Os grandes estúdios de Hollywood podem depender de marcas conhecidas para sustentar um filme e atrair a atenção inicial das pessoas, mas para além disso há muito trabalho interessante em circulação. Nem mesmo Simon Pegg ousaria argumentar que os filmes de Christopher Nolan sobre o Batman foram piores do que as lambanças anteriores. X-Men, Transformers e Homem de Ferro provaram que se pode fazer mais com o gênero do que medíocres filmes de Super-Homem. JJ Abrams deu vida nova a Jornada nas Estrelas, e parece provável que faça o mesmo com Guerra nas Estrelas. Anjos da Lei 2 foi ainda mais engraçado que o original. Não deveríamos nos deixar enganar por nomes conhecidos.

MH: Quer dizer que a trilogia Cavaleiro das Trevas (quase oito horas de resmungos autoindulgentes com um pedacinho bacana ou outro) foi um pouquinho melhor que as versões cafonas de Joel Schumacher nos anos 90, Anjos da Lei 2 foi ligeiramente mais engraçado e alguns filmes de gente fantasiada e espaçonaves foram marginalmente melhores do que poderiam ter sido? Nossa, estou deslumbrado. Mais mediocridades da Marvel, por favor.

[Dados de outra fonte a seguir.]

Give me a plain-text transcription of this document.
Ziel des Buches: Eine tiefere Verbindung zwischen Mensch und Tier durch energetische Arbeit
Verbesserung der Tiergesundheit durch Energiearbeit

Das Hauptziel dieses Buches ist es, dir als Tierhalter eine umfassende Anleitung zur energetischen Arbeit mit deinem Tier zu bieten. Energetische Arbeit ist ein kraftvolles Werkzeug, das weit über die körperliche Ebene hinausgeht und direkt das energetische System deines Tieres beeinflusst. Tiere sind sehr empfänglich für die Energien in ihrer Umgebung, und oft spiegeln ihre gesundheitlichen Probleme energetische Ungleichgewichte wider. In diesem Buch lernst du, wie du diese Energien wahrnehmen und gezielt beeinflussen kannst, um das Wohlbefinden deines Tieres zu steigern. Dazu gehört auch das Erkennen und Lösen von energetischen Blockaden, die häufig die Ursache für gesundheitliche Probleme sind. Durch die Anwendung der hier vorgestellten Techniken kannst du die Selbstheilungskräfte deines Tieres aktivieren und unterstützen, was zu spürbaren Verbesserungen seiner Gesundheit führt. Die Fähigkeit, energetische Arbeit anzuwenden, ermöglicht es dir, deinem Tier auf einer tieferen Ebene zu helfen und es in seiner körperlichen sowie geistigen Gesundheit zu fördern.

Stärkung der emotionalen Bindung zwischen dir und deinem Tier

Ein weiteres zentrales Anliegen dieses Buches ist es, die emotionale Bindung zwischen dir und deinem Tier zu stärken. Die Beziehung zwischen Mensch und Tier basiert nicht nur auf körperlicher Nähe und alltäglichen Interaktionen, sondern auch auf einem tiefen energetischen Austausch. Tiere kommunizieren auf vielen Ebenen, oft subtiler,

Mas, deixando o sarcasmo de lado, com certeza a era geek já chegou ao pico; será que a fixação de Hollywood por franquias que giram em torno de explosões não poderia ser atenuada em troca de dramas adultos e mais interessantes para a audiência geral? Com porcarias sobre robôs em uma ponta do espectro e bateria de jazz na outra, acho que a distância entre as salas de arte e o multiplex está se ampliando demais. Também gostaria que os preços dos ingressos caíssem para que as audiências não se sentissem compelidas a assistir só aos sucessos garantidos e pudessem experimentar mais. Nerds do planeta, tirem seus óculos 3-D e camisetas falsamente irônicas sobre Bobba Fett (pelo menos até que comece o frenesi de Guerra nas Estrelas, em dezembro). Vocês nada têm a perder exceto a virgindade.


EC: Não sei se você merece vencer um debate sobre a infantilização da cultura pop com uma piadinha sobre virgindade. Mas, deixando isso de lado, sim: a moda de filmes marcados por explosões criadas em computador vai passar. A História separará o joio do trigo. Mas é um mito pensar que algum dia existiu demanda pelo tipo de drama sério sobre o qual você fala. É como imaginar que os romances vitorianos fossem todos brilhantes como os de Dickens, e não histórias vulgares sobre quem dormiu com quem. Cada era tem suas modas, seus artefatos culturais improváveis. Alegar que a nossa é de alguma maneira mais pueril do que qualquer das precedentes, ou que nossos interesses são menos dignos de respeito, é o cúmulo do narcisismo; é até infantil.